Apple’s decision to adopt technically demanding facial-scanning sensors for the iPhone X initially stymied some suppliers and held back Hon Hai’s business in turn. The U.S. company was said to have struggled to crank out enough of its priciest and most in-demand model for the crucial holiday period. And it continues to grapple with a dearth of suppliers capable of making organic light-emitting diode or OLED displays. Hon Hai’s operating expenses climbed more than 16 percent in the quarter, squeezing the company’s net margins to under 2 percent.
The growing market share of Chinese smartphone vendors from Huawei to Vivo also weighed on Hon Hai’s performance, given many assemble their own devices. And while worldwide smartphone shipments grew 5 percent in the September quarter, that was driven by demand for cheaper handsets in emerging markets, according to researcher Counterpoint.

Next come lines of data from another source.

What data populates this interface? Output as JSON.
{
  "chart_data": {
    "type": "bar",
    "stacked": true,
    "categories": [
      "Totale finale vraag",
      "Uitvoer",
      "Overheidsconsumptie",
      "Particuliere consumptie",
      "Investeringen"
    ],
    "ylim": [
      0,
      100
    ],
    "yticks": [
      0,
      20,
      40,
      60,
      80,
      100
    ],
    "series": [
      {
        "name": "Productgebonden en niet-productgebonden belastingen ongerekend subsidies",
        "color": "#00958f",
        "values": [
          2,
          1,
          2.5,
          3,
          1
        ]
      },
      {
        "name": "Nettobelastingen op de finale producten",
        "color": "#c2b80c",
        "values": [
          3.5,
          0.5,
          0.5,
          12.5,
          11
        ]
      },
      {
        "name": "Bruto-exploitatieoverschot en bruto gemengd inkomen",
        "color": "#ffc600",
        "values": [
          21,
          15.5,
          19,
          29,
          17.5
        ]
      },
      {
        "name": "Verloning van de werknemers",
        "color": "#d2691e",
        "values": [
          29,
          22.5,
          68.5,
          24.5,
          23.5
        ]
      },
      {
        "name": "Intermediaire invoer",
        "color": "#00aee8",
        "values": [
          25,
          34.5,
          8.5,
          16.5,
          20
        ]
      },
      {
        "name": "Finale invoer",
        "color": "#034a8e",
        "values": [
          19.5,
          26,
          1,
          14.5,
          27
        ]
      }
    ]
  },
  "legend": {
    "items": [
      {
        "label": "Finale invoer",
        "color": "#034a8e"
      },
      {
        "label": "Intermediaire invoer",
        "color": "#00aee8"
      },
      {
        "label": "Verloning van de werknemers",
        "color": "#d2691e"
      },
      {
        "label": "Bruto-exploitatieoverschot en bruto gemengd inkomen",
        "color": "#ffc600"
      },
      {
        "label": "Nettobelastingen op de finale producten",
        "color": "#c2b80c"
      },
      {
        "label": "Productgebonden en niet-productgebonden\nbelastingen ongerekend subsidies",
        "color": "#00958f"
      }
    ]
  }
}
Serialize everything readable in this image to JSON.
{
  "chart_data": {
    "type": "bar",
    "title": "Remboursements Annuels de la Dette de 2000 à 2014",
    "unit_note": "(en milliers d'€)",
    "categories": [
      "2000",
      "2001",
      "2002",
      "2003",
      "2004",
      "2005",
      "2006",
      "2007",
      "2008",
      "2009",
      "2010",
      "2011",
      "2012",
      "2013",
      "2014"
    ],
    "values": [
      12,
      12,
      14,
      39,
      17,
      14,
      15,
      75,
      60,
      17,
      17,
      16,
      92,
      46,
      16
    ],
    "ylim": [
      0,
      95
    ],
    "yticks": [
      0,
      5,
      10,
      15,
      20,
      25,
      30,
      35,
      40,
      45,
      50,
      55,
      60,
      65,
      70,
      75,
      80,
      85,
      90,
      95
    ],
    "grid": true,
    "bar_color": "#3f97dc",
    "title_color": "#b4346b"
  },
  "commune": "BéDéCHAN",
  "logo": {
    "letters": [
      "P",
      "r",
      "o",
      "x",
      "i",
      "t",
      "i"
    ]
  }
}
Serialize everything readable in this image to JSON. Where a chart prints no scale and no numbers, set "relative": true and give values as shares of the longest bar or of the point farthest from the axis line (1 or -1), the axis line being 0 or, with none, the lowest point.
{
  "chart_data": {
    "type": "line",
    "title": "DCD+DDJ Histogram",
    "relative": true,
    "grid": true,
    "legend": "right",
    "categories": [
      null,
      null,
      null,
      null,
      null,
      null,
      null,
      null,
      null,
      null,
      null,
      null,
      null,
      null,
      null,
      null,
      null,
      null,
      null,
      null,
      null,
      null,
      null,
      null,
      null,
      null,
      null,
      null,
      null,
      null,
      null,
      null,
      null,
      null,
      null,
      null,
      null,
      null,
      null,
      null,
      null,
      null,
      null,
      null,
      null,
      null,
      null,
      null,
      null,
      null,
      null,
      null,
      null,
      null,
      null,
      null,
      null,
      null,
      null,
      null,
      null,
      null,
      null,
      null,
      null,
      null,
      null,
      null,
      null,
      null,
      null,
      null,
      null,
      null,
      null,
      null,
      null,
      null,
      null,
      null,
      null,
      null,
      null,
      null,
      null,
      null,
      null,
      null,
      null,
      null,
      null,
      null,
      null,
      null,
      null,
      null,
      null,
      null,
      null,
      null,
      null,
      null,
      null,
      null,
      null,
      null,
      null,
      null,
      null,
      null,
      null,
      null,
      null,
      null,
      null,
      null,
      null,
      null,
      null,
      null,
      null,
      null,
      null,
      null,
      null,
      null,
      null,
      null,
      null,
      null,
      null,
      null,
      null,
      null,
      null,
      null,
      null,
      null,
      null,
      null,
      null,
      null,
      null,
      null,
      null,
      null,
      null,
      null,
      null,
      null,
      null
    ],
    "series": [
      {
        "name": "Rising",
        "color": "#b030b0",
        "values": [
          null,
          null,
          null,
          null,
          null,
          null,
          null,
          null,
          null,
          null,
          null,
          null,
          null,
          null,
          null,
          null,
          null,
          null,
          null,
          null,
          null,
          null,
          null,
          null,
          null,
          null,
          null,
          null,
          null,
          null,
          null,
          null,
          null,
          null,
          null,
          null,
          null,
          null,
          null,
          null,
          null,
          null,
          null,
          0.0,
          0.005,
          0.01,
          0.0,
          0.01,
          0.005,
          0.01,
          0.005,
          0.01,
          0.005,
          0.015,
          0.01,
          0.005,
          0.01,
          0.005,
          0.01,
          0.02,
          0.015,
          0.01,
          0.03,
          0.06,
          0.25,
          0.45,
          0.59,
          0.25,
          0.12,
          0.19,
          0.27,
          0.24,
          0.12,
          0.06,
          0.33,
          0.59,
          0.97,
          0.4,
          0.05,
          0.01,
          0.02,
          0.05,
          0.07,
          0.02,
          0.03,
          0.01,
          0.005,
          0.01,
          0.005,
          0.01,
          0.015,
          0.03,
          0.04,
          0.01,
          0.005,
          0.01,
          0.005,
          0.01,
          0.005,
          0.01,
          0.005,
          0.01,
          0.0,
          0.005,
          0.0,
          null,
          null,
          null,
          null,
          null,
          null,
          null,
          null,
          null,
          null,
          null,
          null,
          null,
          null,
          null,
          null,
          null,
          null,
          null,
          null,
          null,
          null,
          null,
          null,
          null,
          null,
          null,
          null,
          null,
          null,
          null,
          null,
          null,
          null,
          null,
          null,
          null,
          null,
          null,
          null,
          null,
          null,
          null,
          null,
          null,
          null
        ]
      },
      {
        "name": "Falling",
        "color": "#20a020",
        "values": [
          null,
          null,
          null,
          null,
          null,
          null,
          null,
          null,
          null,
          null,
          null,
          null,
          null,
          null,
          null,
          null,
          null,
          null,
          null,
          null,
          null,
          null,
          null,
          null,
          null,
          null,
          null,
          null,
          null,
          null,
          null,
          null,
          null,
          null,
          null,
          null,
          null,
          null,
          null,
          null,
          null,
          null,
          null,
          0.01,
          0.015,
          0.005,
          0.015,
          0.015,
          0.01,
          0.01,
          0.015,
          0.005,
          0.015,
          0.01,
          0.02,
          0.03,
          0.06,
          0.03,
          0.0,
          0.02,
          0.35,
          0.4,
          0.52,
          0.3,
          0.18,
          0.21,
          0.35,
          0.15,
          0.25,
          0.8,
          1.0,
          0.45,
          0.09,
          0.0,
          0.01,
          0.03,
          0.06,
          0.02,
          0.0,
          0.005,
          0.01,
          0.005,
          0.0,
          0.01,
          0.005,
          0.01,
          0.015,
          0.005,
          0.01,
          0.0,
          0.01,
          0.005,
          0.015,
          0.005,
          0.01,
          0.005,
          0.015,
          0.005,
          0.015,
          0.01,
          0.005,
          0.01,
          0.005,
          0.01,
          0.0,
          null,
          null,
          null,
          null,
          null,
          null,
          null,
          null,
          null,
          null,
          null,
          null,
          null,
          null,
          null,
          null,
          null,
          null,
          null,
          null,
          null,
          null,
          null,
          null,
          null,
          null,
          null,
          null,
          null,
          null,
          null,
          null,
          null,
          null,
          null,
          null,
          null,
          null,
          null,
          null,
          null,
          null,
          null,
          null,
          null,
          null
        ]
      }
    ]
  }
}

Hon Hai had previously reported disappointing quarterly revenue as the iPhone 8 failed to take off. While Hon Hai is the exclusive assembler of the iPhone X, Apple didn’t start selling its marquee device until November, almost two months after the iPhone 8 hit shelves. Foxconn shared work on the cheaper device with other assemblers. The company, part of Taiwan’s Foxconn Technology Group, doesn’t provide revenue breakdowns, forecasts or hold investor conferences.
Apple shares slid 1.5 percent in U.S. trading. Hon Hai’s stock finished down 0.9 percent Tuesday in Taipei, paring gains this year. The third-quarter numbers included large non-operating losses taken on the valuation of financial assets and other items linked to its affiliates. Subsidiary FIH Mobile Ltd., which caters mainly to makers of cheaper devices, reported earlier on Tuesday it had swung to a loss in the September quarter.
The linked trends of growing competition and vendors’ search for assembly alternatives jeopardize the company’s near-term outlook, Taiwan Ratings analysts Raymond Hsu and David Hsu wrote in a report ahead of the earnings. Against that backdrop, its acquisitiveness, seen most recently in an attempt to get in on the bidding for Toshiba Corp.’s memory chip division, posed another concern.
“Growing signs that Hon Hai is attempting large-scale acquisitions may also hurt the balance sheet,” the two analysts wrote.
Still, the iPhone X should become a key earnings driver for Hon Hai as Apple untangles snags in its supply chain. The U.S. company predicts the iPhone X will help push sales to a record of as much as $87 billion in the holiday quarter.
Hon Hai is now shifting its attention from pure electronics assembly, a business plagued by growing expenses and thinning margins. Billionaire founder Terry Gou is installing robots to automate and offset rising labor costs in China, its main base of production. He travels frequently to the U.S., signing a deal to build a $10 billion display plant in Wisconsin. And his company’s eyeing manufacturing for the healthcare, automobile and artificial intelligence sectors.